SUPR
Renewable Energy Computations
Dnr:

NAISS 2023/5-268

Type:

NAISS Medium Compute

Principal Investigator:

Anders Wörman

Affiliation:

Kungliga Tekniska högskolan

Start Date:

2023-07-01

End Date:

2024-07-01

Primary Classification:

20702: Energy Systems

Allocation

Abstract

Hydropower is expected to remain the world’s largest source of renewable electricity generation and play a critical role in decarbonising the power system and improving system flexibility and storage. In 2020, hydropower supplied one sixth of global electricity generation, making it the single largest source of low-carbon power – and more than all other renewables combined. Its output has increased 70% over the past two decades. Many hydropower plants can ramp their electricity generation up and down very rapidly compared with other power plants such as nuclear, coal and natural gas. This makes sustainable hydropower an attractive foundation for integrating greater amounts of wind and solar power, whose output can vary, depending on factors like the weather and the time of day or year. Global hydropower capacity is expected to increase by 17% between 2021 and 2030 – led by China, India, Turkey and Ethiopia – according to the Hydropower Special Market Report, part of the IEA’s Renewables market report series. However, the projected growth for the 2020s is nearly 25% slower than hydropower’s expansion in the previous decade. Reversing the expected slowdown will require a range of strong research foundations.

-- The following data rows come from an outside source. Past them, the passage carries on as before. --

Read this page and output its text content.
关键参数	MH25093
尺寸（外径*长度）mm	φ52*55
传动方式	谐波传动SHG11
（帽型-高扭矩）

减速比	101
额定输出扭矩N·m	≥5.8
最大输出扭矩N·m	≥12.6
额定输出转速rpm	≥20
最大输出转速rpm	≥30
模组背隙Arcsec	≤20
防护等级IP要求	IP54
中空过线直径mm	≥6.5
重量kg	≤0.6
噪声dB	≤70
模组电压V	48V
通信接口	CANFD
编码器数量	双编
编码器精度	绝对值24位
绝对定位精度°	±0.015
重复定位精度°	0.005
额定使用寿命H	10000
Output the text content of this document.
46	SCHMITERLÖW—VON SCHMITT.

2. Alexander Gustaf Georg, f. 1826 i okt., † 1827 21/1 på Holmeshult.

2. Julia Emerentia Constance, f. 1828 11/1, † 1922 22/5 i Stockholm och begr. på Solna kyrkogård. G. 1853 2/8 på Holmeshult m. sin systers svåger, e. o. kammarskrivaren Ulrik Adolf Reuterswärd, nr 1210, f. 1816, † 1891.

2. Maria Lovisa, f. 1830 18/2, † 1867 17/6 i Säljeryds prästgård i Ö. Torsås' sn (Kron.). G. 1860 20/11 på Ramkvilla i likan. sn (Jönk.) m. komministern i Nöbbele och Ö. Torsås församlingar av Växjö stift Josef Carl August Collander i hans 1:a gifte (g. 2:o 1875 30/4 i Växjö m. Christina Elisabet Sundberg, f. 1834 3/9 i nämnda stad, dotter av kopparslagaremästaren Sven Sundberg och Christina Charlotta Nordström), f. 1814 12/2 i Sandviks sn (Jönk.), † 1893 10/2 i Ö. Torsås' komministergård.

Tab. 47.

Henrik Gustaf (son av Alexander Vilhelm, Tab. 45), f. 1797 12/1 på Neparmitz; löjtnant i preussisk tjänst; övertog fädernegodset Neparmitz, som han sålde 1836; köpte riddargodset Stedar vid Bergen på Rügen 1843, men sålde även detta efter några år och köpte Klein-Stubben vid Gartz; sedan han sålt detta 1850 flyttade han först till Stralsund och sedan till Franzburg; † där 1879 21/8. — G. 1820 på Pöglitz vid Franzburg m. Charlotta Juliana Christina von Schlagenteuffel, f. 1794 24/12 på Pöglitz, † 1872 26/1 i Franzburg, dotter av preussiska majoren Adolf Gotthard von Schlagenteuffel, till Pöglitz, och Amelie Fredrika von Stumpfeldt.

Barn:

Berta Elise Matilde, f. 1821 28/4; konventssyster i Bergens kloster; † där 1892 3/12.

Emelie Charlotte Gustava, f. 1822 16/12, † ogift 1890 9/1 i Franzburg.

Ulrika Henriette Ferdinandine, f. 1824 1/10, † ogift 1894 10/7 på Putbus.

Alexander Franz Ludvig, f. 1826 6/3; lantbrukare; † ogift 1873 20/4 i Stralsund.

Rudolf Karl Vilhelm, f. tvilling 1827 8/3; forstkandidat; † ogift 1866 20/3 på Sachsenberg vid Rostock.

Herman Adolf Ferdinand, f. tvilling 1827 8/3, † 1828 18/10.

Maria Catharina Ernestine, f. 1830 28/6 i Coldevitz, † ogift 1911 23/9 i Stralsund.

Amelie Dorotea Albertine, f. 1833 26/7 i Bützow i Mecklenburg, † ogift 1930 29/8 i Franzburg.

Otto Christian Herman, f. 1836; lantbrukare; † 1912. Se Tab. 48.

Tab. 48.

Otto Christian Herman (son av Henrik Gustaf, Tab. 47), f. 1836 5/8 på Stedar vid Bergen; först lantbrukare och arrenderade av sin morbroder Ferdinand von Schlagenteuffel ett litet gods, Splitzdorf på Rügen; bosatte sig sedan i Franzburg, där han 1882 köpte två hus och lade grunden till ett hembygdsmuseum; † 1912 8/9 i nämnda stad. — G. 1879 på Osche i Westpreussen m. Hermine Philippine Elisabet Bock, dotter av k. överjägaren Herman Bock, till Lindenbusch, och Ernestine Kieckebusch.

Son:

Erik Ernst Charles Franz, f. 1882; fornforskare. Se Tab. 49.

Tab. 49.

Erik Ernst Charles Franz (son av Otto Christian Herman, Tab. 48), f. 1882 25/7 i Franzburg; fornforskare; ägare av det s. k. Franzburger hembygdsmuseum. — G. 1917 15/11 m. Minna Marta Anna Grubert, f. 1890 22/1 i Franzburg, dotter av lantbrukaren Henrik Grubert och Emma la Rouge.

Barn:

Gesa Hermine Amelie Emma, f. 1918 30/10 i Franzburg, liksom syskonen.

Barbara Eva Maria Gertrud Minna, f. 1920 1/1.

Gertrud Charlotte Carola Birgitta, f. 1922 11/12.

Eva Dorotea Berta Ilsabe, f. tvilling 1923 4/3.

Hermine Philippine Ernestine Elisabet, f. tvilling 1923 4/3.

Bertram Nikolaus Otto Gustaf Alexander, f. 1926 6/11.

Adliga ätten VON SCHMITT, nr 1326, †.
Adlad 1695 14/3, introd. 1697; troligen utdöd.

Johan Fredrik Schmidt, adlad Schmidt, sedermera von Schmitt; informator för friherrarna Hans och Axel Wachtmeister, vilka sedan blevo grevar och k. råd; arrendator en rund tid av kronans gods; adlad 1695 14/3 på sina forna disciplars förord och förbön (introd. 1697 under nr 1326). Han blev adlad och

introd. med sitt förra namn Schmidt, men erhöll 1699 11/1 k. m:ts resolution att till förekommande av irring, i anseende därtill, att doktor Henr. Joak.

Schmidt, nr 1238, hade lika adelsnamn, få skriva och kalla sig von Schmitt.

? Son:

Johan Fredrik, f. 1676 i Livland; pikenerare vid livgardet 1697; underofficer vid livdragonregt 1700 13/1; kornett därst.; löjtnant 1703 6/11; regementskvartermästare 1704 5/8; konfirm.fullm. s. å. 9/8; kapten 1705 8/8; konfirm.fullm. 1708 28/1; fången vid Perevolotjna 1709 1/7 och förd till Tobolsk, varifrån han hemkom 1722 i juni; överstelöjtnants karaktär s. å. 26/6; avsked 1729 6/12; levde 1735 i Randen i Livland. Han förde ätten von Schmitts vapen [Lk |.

These research topics include the climate fluctuation impacts on hydropower and other renewable energy, the regulatory role of hydropower for a renewable energy system, and the integrated energy production among hydropower, wind, and solar power in the international energy markets. This study is focused on investigating the regulatory role of hydropower in a multi-energy renewable system, considering the climate fluctuations and the demand of international energy markets.